The ongoing saga of Powershell defense and evasion illustrates the dynamic quite well. Prior to Powershell version 5.0, Powershell had relatively few protections, detective or preventive. Transcription logging existed, but had easily-exploitable gaps: obfuscated commands, execution via script, lack of support for remote sessions, etc. Furthermore, transcription logging can be incredibly verbose and is logged to plaintext, complicating any efforts to make effective use of the logs. Attackers were not deterred by what defenses then existed around Powershell. Powersploit’s initial release occurred in 2012, and Powershell Empire was first introduced to the public towards the end of this era at a BSides in 2015.

With the 5.0 release, Microsoft deployed several features that should be familiar to many today: AMSI, script block logging, constrained language mode, etc. For a brief time, it appeared as though defenders had the upper hand on this terrain. Even if script block logging was not enabled or used, AMSI gave attackers enough of a headache that they just started looking for ways to turn it off. As this technique proliferated, tamper protection mechanisms became more common in EDR and AV products. While this did not wholly prevent AMSI bypasses, it raised the level of sophistication needed to go undetected if Powershell was a part of your tradecraft. At present, the ClickFix family of attacks has become common, which represents less an evolution in the conversation and more an attempt to reframe it entirely, as it exploits a human vulnerability, not a technological one.

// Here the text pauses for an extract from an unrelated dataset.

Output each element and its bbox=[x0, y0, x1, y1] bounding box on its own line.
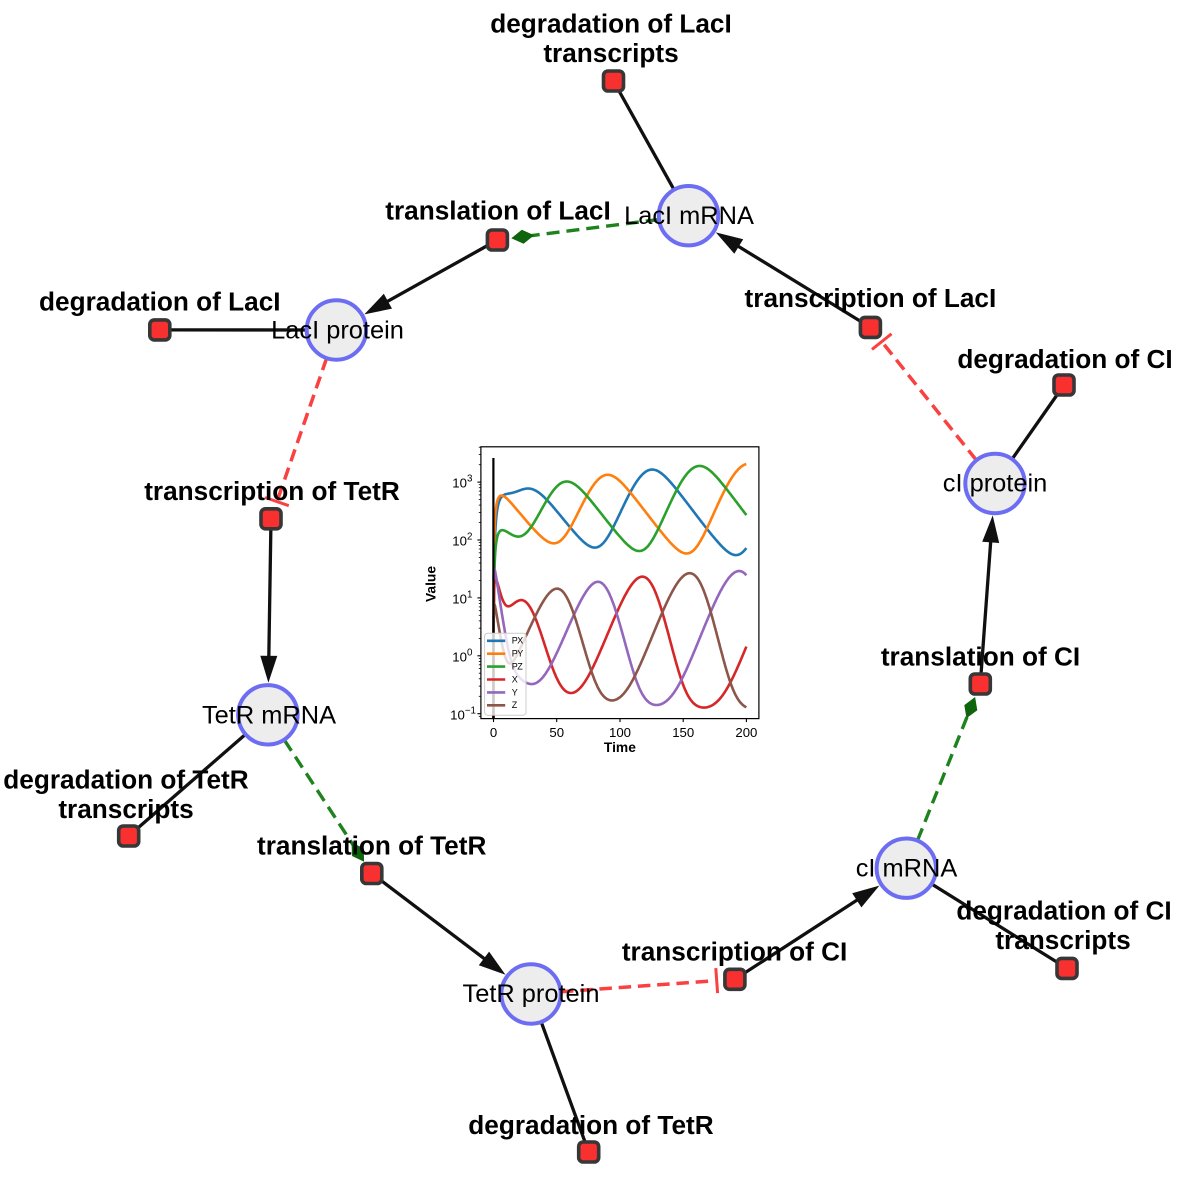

Needless to say, effective detection strategy has not remained constant in the face of all these changes. Prior to 5.0, one might argue there was no effective, Powershell-specific monitoring that was available. As defense evasion techniques evolved, focus shifted from monitoring attributes of the commands executed towards behaviors exhibited, which is the case generally as defenders seek to situate their defenses higher up the Pyramid of Pain.

The Case for Rigor

This post has demonstrated why detection engineering must be an ongoing process with a structured approach: threats to the strategy obviously stem from evolution in attacker techniques, but also from conflicting business imperatives and even from the monitoring tools themselves. An undisciplined process is likely to lose sight of one or more of these, or else fail to balance them in a way that creates exploitable gaps.

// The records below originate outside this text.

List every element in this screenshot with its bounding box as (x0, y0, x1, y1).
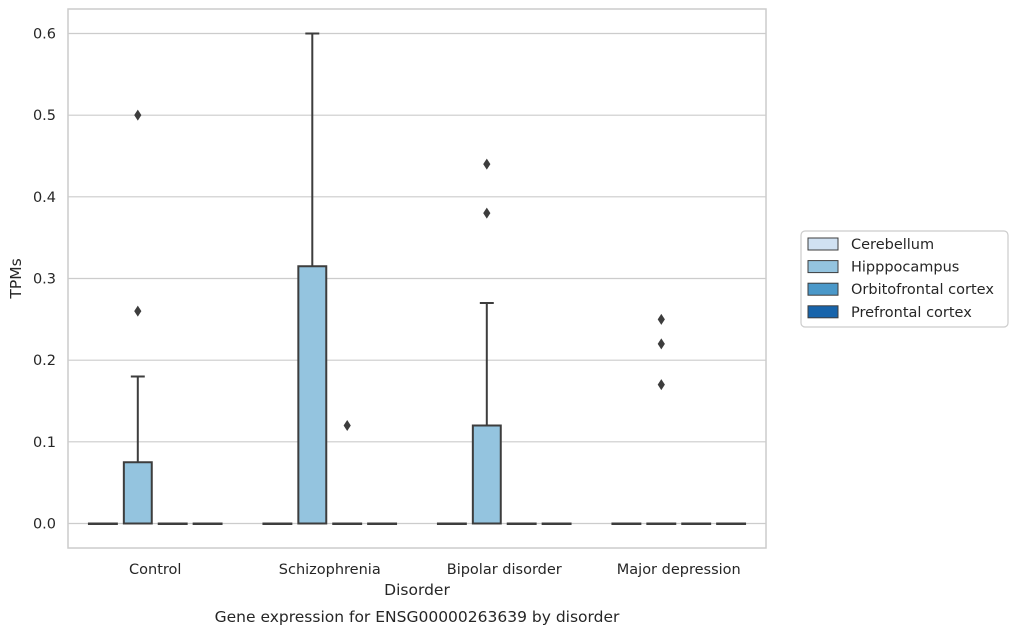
plot-area-frame (67, 8, 767, 549)
box-group (262, 32, 398, 525)
box-groups (87, 32, 747, 525)
legend-swatch (807, 282, 839, 296)
legend-label: Hipppocampus (851, 260, 959, 276)
x-tick-label: Control (129, 562, 181, 578)
legend-frame (800, 230, 1009, 328)
outlier-point (134, 305, 142, 317)
y-tick-label: 0.4 (33, 190, 56, 206)
y-tick-label: 0.5 (33, 108, 56, 124)
legend-swatch (807, 260, 839, 274)
y-tick-label: 0.0 (33, 517, 56, 533)
y-tick-label: 0.2 (33, 353, 56, 369)
box (471, 424, 502, 525)
y-axis-ticks: 0.0 0.1 0.2 0.3 0.4 0.5 0.6 (33, 27, 56, 533)
box-group (87, 109, 223, 525)
legend-label: Cerebellum (851, 237, 934, 253)
box (297, 265, 328, 525)
outlier-point (483, 158, 491, 170)
outlier-point (134, 109, 142, 121)
outlier-point (343, 420, 351, 431)
x-tick-label: Major depression (617, 562, 741, 578)
legend: Cerebellum Hipppocampus Orbitofrontal cort… (800, 230, 1009, 328)
y-tick-label: 0.6 (33, 27, 56, 43)
box (122, 461, 153, 525)
x-tick-label: Bipolar disorder (447, 562, 562, 578)
box-group (436, 158, 572, 525)
x-axis-ticks: Control Schizophrenia Bipolar disorder Majo… (129, 562, 741, 578)
legend-swatch (807, 305, 839, 319)
outlier-point (657, 313, 665, 325)
legend-swatch (807, 237, 839, 251)
y-tick-label: 0.1 (33, 435, 56, 451)
legend-label: Prefrontal cortex (851, 305, 972, 321)
legend-label: Orbitofrontal cortex (851, 282, 994, 298)
y-axis-title: TPMs (7, 258, 25, 299)
box-group (611, 313, 747, 525)
chart-caption: Gene expression for ENSG00000263639 by d… (215, 608, 620, 626)
outlier-point (657, 338, 665, 350)
x-tick-label: Schizophrenia (279, 562, 381, 578)
outlier-point (483, 207, 491, 219)
x-axis-title: Disorder (384, 581, 450, 599)
outlier-point (657, 379, 665, 391)
y-tick-label: 0.3 (33, 272, 56, 288)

In the next posts, we will examine how to respond to these challenges. We will survey what data is available to us to evaluate our strategy and how to construct a test suite that enables us to rapidly iterate when confronted with change, while preserving our ability to assert coverage for targeted techniques.

The nature of the task suggests we will never achieve complete detection coverage or total security, but our goal should be to outpace the attacker, and to never fall behind. Only with an engineering mindset can we move quickly enough without risking the wheels falling off.